Recently, I came across a social science paper that had used linear probability regression. I had never heard of linear probability models (LPM), but it seems just an application of ordinary least squares regression but to a binomial dependent variable.
According to some, LPM is a commonly used alternative for logistic regression, which is what I was learned to use when the outcome is binary.
Potentially because of my own social science background (HRM), using linear regression without a link transformation on binary data just seems very unintuitive and error-prone to me. Hence, I sought for more information.
I particularly liked this article by Jake Westfall, which he dubbed “Logistic regression is not fucked”, following a series of blogs in which he talks about methods that are fucked and not useful.
Jake explains the classification problem and both methods inner workings in a very straightforward way, using great visual aids. He shows how LMP would differ from logistic models, and why its proposed benefits are actually not so beneficial. Maybe I’m in my bubble, but Jake’s arguments resonated.

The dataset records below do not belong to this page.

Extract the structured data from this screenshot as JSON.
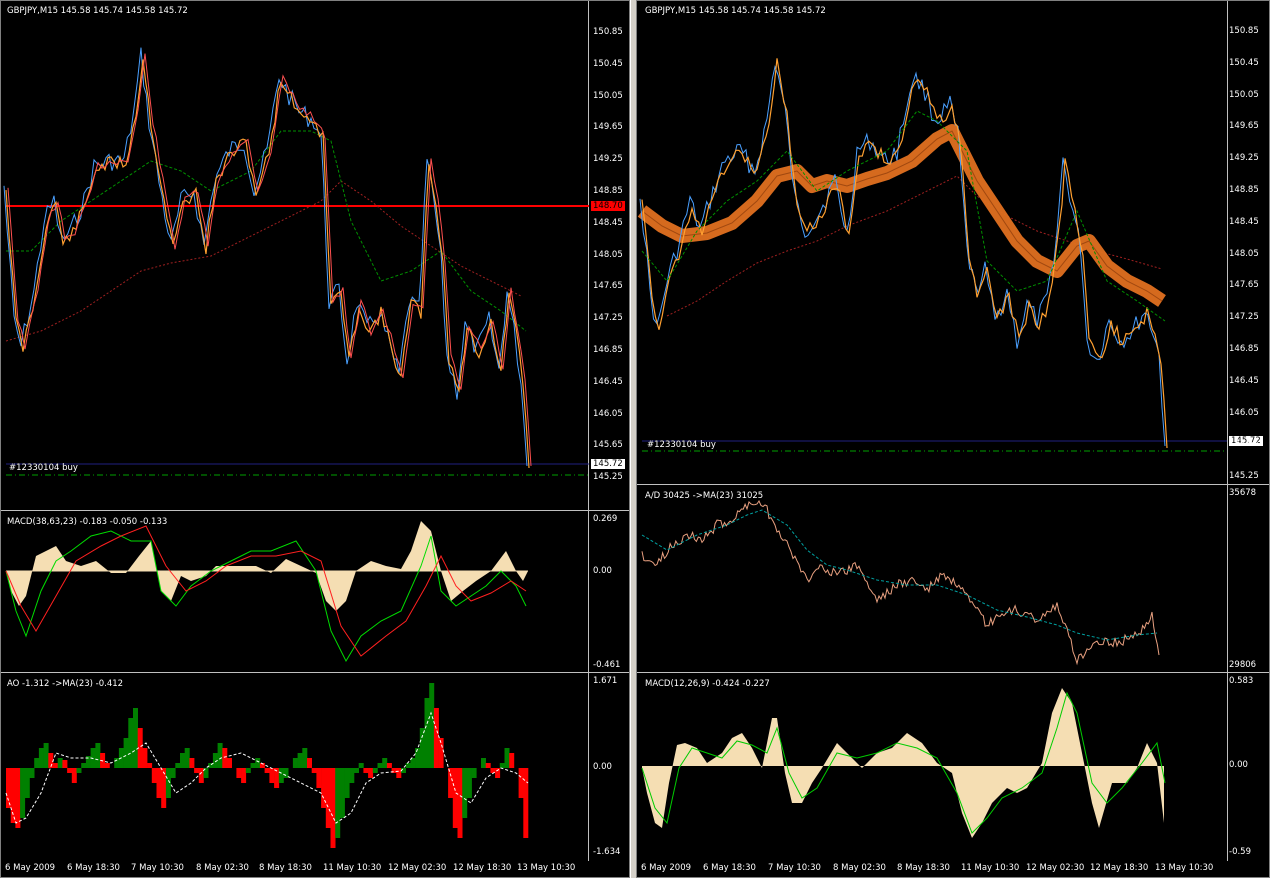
{
  "left": {
    "main": {
      "title": "GBPJPY,M15  145.58 145.74 145.58 145.72",
      "ticks": [
        "150.85",
        "150.45",
        "150.05",
        "149.65",
        "149.25",
        "148.85",
        "148.45",
        "148.05",
        "147.65",
        "147.25",
        "146.85",
        "146.45",
        "146.05",
        "145.65",
        "145.25"
      ],
      "order_label": "#12330104 buy",
      "red_line_price": "148.70",
      "current_price": "145.72"
    },
    "macd": {
      "label": "MACD(38,63,23) -0.183 -0.050 -0.133",
      "ticks": [
        "0.269",
        "0.00",
        "-0.461"
      ]
    },
    "ao": {
      "label": "AO -1.312  ->MA(23) -0.412",
      "ticks": [
        "1.671",
        "0.00",
        "-1.634"
      ]
    },
    "xticks": [
      "6 May 2009",
      "6 May 18:30",
      "7 May 10:30",
      "8 May 02:30",
      "8 May 18:30",
      "11 May 10:30",
      "12 May 02:30",
      "12 May 18:30",
      "13 May 10:30"
    ]
  },
  "right": {
    "main": {
      "title": "GBPJPY,M15  145.58 145.74 145.58 145.72",
      "ticks": [
        "150.85",
        "150.45",
        "150.05",
        "149.65",
        "149.25",
        "148.85",
        "148.45",
        "148.05",
        "147.65",
        "147.25",
        "146.85",
        "146.45",
        "146.05",
        "145.65",
        "145.25"
      ],
      "order_label": "#12330104 buy",
      "current_price": "145.72"
    },
    "ad": {
      "label": "A/D 30425  ->MA(23) 31025",
      "ticks": [
        "35678",
        "29806"
      ]
    },
    "macd": {
      "label": "MACD(12,26,9) -0.424 -0.227",
      "ticks": [
        "0.583",
        "0.00",
        "-0.59"
      ]
    },
    "xticks": [
      "6 May 2009",
      "6 May 18:30",
      "7 May 10:30",
      "8 May 02:30",
      "8 May 18:30",
      "11 May 10:30",
      "12 May 02:30",
      "12 May 18:30",
      "13 May 10:30"
    ]
  },
  "chart_data": {
    "type": "line",
    "title": "GBPJPY,M15",
    "x": [
      "6 May 2009",
      "6 May 18:30",
      "7 May 10:30",
      "8 May 02:30",
      "8 May 18:30",
      "11 May 10:30",
      "12 May 02:30",
      "12 May 18:30",
      "13 May 10:30"
    ],
    "series": [
      {
        "name": "GBPJPY,M15",
        "values": [
          147.3,
          149.3,
          150.5,
          148.6,
          150.3,
          147.3,
          149.1,
          147.0,
          145.7
        ]
      }
    ],
    "ylim": [
      145.25,
      150.85
    ]
  },
  "colors": {
    "background": "#000000",
    "price_line": "#ff0000",
    "ribbon": "#e07020",
    "histogram": "#f5deb3",
    "macd_main": "#00dd00",
    "macd_signal": "#ff2020",
    "ao_up": "#008000",
    "ao_down": "#ff0000",
    "ad_line": "#e8a080"
  }
}
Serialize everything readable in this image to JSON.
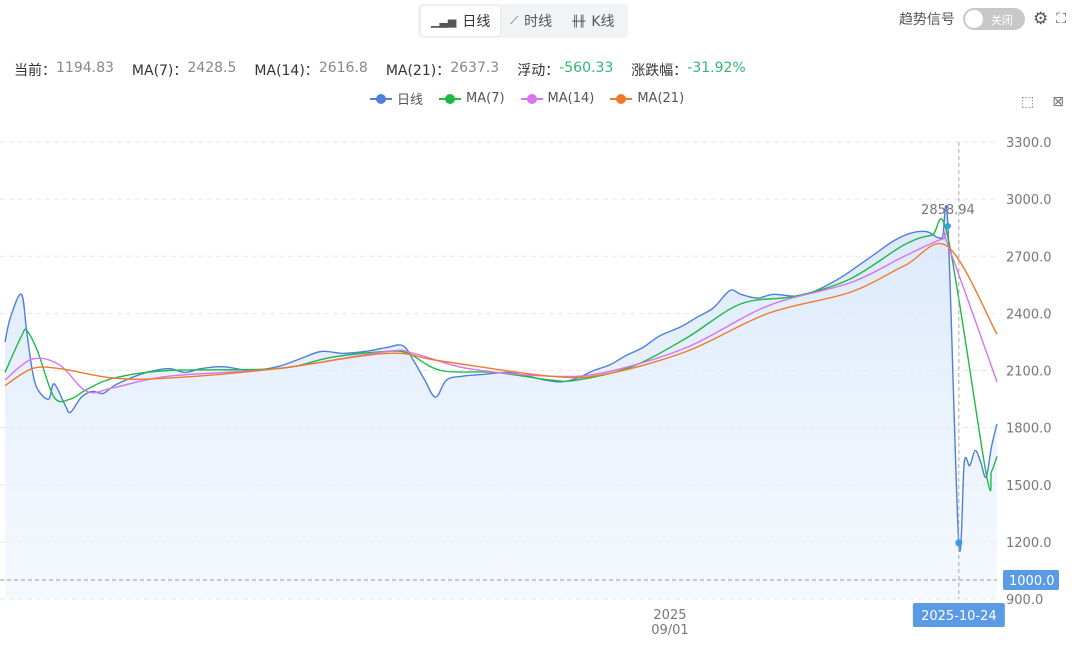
{
  "tabs": [
    {
      "label": "日线",
      "icon": "bar-chart-icon"
    },
    {
      "label": "时线",
      "icon": "line-chart-icon"
    },
    {
      "label": "K线",
      "icon": "candlestick-icon"
    }
  ],
  "trend_signal": {
    "label": "趋势信号",
    "toggle": "关闭"
  },
  "stats": {
    "current_label": "当前：",
    "current": "1194.83",
    "ma7_label": "MA(7)：",
    "ma7": "2428.5",
    "ma14_label": "MA(14)：",
    "ma14": "2616.8",
    "ma21_label": "MA(21)：",
    "ma21": "2637.3",
    "float_label": "浮动：",
    "float": "-560.33",
    "change_label": "涨跌幅：",
    "change": "-31.92%"
  },
  "colors": {
    "daily": "#4e7fdc",
    "ma7": "#1dba45",
    "ma14": "#d873ef",
    "ma21": "#f07a2b",
    "accent": "#5b9be6",
    "up": "#2eb872"
  },
  "chart_data": {
    "type": "line",
    "legend": [
      "日线",
      "MA(7)",
      "MA(14)",
      "MA(21)"
    ],
    "legend_position": "top-center",
    "ylim": [
      900,
      3300
    ],
    "yticks": [
      "3300.0",
      "3000.0",
      "2700.0",
      "2400.0",
      "2100.0",
      "1800.0",
      "1500.0",
      "1200.0",
      "900.0"
    ],
    "xtick": {
      "day": 122,
      "year": "2025",
      "label": "09/01"
    },
    "crosshair": {
      "day": 175,
      "x_label": "2025-10-24",
      "y_value": 1000,
      "y_label": "1000.0"
    },
    "max_label": "2858.94",
    "series": [
      {
        "name": "日线",
        "points": [
          [
            0,
            2250
          ],
          [
            1,
            2380
          ],
          [
            3,
            2500
          ],
          [
            4,
            2300
          ],
          [
            5,
            2100
          ],
          [
            6,
            2000
          ],
          [
            8,
            1950
          ],
          [
            9,
            2030
          ],
          [
            11,
            1920
          ],
          [
            12,
            1880
          ],
          [
            14,
            1960
          ],
          [
            16,
            1990
          ],
          [
            18,
            1980
          ],
          [
            20,
            2020
          ],
          [
            23,
            2060
          ],
          [
            26,
            2090
          ],
          [
            30,
            2110
          ],
          [
            33,
            2090
          ],
          [
            36,
            2110
          ],
          [
            40,
            2120
          ],
          [
            45,
            2100
          ],
          [
            50,
            2120
          ],
          [
            54,
            2160
          ],
          [
            58,
            2200
          ],
          [
            62,
            2190
          ],
          [
            66,
            2200
          ],
          [
            70,
            2220
          ],
          [
            73,
            2230
          ],
          [
            75,
            2150
          ],
          [
            77,
            2050
          ],
          [
            79,
            1960
          ],
          [
            81,
            2050
          ],
          [
            84,
            2070
          ],
          [
            88,
            2080
          ],
          [
            92,
            2090
          ],
          [
            96,
            2070
          ],
          [
            99,
            2050
          ],
          [
            102,
            2040
          ],
          [
            105,
            2060
          ],
          [
            108,
            2100
          ],
          [
            111,
            2130
          ],
          [
            114,
            2180
          ],
          [
            117,
            2220
          ],
          [
            120,
            2280
          ],
          [
            124,
            2330
          ],
          [
            127,
            2380
          ],
          [
            130,
            2430
          ],
          [
            133,
            2520
          ],
          [
            135,
            2500
          ],
          [
            138,
            2480
          ],
          [
            141,
            2500
          ],
          [
            145,
            2490
          ],
          [
            148,
            2510
          ],
          [
            151,
            2550
          ],
          [
            154,
            2600
          ],
          [
            157,
            2660
          ],
          [
            160,
            2720
          ],
          [
            163,
            2780
          ],
          [
            166,
            2820
          ],
          [
            169,
            2830
          ],
          [
            171,
            2800
          ],
          [
            172,
            2800
          ],
          [
            173,
            2858.94
          ],
          [
            175,
            1194.83
          ],
          [
            176,
            1620
          ],
          [
            177,
            1600
          ],
          [
            178,
            1680
          ],
          [
            179,
            1620
          ],
          [
            180,
            1540
          ],
          [
            181,
            1700
          ],
          [
            182,
            1820
          ]
        ]
      },
      {
        "name": "MA(7)",
        "points": [
          [
            0,
            2090
          ],
          [
            3,
            2280
          ],
          [
            4,
            2310
          ],
          [
            6,
            2200
          ],
          [
            9,
            1960
          ],
          [
            12,
            1950
          ],
          [
            15,
            2000
          ],
          [
            20,
            2060
          ],
          [
            30,
            2100
          ],
          [
            50,
            2110
          ],
          [
            60,
            2170
          ],
          [
            70,
            2200
          ],
          [
            74,
            2190
          ],
          [
            80,
            2100
          ],
          [
            90,
            2090
          ],
          [
            100,
            2050
          ],
          [
            105,
            2050
          ],
          [
            115,
            2120
          ],
          [
            125,
            2270
          ],
          [
            135,
            2450
          ],
          [
            145,
            2490
          ],
          [
            155,
            2580
          ],
          [
            165,
            2760
          ],
          [
            170,
            2810
          ],
          [
            173,
            2800
          ],
          [
            180,
            1560
          ],
          [
            181,
            1570
          ],
          [
            182,
            1650
          ]
        ]
      },
      {
        "name": "MA(14)",
        "points": [
          [
            0,
            2050
          ],
          [
            5,
            2160
          ],
          [
            10,
            2130
          ],
          [
            15,
            1990
          ],
          [
            20,
            2010
          ],
          [
            30,
            2070
          ],
          [
            50,
            2110
          ],
          [
            70,
            2200
          ],
          [
            75,
            2190
          ],
          [
            85,
            2110
          ],
          [
            100,
            2070
          ],
          [
            110,
            2090
          ],
          [
            125,
            2220
          ],
          [
            140,
            2440
          ],
          [
            155,
            2560
          ],
          [
            165,
            2700
          ],
          [
            172,
            2790
          ],
          [
            173,
            2760
          ],
          [
            182,
            2040
          ]
        ]
      },
      {
        "name": "MA(21)",
        "points": [
          [
            0,
            2020
          ],
          [
            5,
            2110
          ],
          [
            10,
            2110
          ],
          [
            20,
            2060
          ],
          [
            30,
            2060
          ],
          [
            50,
            2110
          ],
          [
            70,
            2190
          ],
          [
            80,
            2150
          ],
          [
            100,
            2070
          ],
          [
            110,
            2080
          ],
          [
            125,
            2200
          ],
          [
            140,
            2400
          ],
          [
            155,
            2510
          ],
          [
            165,
            2650
          ],
          [
            173,
            2750
          ],
          [
            182,
            2290
          ]
        ]
      }
    ]
  }
}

Read his article yourself:
Here’s the summary:
Arguments against the use of logistic regression due to problems with “unobserved heterogeneity” proceed from two distinct sets of premises. The first argument points out that if the binary outcome arises from a latent continuous outcome and a threshold, then observed effects also reflect latent heteroskedasticity. This is true, but only relevant in cases where we actually care about an underlying continuous variable, which is not usually the case. The second argument points out that logistic regression coefficients are not collapsible over uncorrelated covariates, and claims that this precludes any substantive interpretation. On the contrary, we can interpret logistic regression coefficients perfectly well in the face of non-collapsibility by thinking clearly about the conditional probabilities they refer to.